Ik weet dat hij niet doelt op de onderzoeken die we gedaan hebben, op de scans, de bronchoscopie, de snelheid waarmee alles verlopen is. Het gaat in de zorgverlening om de details: het telefoontje, het recept waarmee je iemand een fatsoenlijke nachtrust probeert te bieden, en misschien ook wel de wijze waarop je hem sterkte wenst.

Zo’n bedankje maakt echt je dag. Empathie is een vorm van medeleven, waarbij soms details al een wereld van verschil kunnen maken. Het is goed om dat te beseffen, of je nu secretaresse bent of superspecialist. Een hand op de schouder. De logistiek net wat soepeler te regelen. Op tijd bellen. Een kaartje met je mailadres ‘voor als er vragen zijn’. Op het oog lijken het kleine gebaren, maar ik weet zeker dat het juist deze details zijn die voor een patiënt een wezenlijk verschil kunnen maken.

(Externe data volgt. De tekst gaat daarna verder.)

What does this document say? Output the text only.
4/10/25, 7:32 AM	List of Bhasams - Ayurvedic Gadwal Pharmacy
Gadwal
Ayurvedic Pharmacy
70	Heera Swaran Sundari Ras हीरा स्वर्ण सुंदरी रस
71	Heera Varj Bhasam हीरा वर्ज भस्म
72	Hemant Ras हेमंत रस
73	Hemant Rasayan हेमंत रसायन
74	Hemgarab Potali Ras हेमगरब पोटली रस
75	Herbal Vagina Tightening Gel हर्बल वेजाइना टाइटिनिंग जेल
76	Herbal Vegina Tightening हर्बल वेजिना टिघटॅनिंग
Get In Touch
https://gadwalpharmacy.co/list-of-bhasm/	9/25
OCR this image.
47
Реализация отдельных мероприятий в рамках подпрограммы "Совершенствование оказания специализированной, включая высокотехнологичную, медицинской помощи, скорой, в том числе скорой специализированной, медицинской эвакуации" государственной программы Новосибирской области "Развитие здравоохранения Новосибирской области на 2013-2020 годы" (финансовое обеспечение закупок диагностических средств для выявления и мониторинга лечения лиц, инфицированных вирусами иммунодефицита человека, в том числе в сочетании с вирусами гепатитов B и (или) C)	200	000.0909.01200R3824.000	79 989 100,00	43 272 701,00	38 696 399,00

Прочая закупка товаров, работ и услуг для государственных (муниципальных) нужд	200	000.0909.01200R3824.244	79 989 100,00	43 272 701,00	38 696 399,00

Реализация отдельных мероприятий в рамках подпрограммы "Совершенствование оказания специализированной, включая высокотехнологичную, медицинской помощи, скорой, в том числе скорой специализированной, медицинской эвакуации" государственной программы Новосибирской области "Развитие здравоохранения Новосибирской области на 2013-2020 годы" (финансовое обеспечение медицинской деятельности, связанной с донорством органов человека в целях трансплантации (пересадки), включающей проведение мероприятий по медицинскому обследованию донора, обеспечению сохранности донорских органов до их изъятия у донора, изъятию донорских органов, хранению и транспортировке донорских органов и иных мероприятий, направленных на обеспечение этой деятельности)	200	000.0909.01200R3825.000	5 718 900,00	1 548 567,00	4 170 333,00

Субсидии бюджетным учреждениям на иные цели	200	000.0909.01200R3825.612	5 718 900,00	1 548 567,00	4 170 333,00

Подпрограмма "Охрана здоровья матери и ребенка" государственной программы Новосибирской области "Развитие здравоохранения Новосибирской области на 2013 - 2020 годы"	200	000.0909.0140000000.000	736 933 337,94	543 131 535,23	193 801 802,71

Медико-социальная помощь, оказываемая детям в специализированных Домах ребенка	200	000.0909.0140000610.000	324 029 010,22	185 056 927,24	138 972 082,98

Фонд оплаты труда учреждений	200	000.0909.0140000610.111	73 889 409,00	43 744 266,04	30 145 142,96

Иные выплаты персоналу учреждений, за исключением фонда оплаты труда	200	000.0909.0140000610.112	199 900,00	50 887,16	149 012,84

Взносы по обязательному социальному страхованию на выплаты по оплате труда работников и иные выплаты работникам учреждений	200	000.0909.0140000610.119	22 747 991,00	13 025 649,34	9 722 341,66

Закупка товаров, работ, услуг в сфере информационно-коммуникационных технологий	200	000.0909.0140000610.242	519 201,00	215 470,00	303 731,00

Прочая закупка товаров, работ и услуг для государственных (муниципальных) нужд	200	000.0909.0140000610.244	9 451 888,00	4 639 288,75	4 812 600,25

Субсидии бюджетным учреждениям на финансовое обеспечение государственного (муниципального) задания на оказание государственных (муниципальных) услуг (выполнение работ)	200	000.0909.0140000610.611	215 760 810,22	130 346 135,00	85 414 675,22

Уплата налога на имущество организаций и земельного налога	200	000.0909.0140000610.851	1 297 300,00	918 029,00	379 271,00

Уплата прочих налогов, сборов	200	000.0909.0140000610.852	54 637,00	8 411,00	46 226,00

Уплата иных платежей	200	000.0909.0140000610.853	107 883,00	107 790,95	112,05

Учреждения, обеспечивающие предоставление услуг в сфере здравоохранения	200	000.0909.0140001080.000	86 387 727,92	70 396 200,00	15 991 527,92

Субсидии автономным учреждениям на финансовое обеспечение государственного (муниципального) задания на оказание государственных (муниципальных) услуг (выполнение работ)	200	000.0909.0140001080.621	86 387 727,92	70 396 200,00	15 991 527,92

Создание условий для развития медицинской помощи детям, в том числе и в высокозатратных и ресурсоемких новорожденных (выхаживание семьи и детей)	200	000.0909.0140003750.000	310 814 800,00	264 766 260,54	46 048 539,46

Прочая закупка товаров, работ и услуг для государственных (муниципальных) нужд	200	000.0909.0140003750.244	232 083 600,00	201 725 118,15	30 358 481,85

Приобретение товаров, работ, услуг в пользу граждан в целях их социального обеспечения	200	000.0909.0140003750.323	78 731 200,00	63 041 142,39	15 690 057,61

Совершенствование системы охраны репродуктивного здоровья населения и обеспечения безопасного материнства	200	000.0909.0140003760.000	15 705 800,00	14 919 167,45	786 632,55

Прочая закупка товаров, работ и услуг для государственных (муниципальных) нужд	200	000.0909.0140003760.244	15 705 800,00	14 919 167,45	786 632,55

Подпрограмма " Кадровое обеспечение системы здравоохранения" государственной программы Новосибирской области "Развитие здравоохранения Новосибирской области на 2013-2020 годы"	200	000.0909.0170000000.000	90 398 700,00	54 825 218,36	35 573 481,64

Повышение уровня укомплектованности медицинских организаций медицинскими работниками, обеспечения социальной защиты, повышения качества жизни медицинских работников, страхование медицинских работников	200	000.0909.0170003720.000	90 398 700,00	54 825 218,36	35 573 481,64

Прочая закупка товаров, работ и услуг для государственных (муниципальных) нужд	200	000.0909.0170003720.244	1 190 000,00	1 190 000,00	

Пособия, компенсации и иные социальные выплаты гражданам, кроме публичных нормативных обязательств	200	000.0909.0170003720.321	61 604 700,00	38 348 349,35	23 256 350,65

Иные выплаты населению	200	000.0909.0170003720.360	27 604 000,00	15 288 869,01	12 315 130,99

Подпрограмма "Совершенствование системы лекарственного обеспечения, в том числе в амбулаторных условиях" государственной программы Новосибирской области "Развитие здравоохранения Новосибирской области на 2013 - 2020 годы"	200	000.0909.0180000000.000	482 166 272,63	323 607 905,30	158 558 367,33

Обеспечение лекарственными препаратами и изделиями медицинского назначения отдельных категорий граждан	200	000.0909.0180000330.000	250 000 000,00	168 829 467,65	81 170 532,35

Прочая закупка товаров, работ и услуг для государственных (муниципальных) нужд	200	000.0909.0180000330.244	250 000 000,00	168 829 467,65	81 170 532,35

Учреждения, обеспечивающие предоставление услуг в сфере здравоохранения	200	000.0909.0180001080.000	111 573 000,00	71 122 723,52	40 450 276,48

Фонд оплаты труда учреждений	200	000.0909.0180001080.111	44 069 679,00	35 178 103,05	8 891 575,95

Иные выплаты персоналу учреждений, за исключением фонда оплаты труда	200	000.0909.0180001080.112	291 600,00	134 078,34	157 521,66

Uiteindelijk is de man geopereerd en genezen. Zijn verhaal is mij bijgebleven. Namen vergeet ik, maar gezichten en verhalen blijven. Die vergeet ik nooit.

Details kunnen een wereld van verschil: een hand op een schouder. De logistiek net wat soepeler regelen. Op tijd bellen. Een kaartje met je mailadres ‘voor als er vragen zijn’.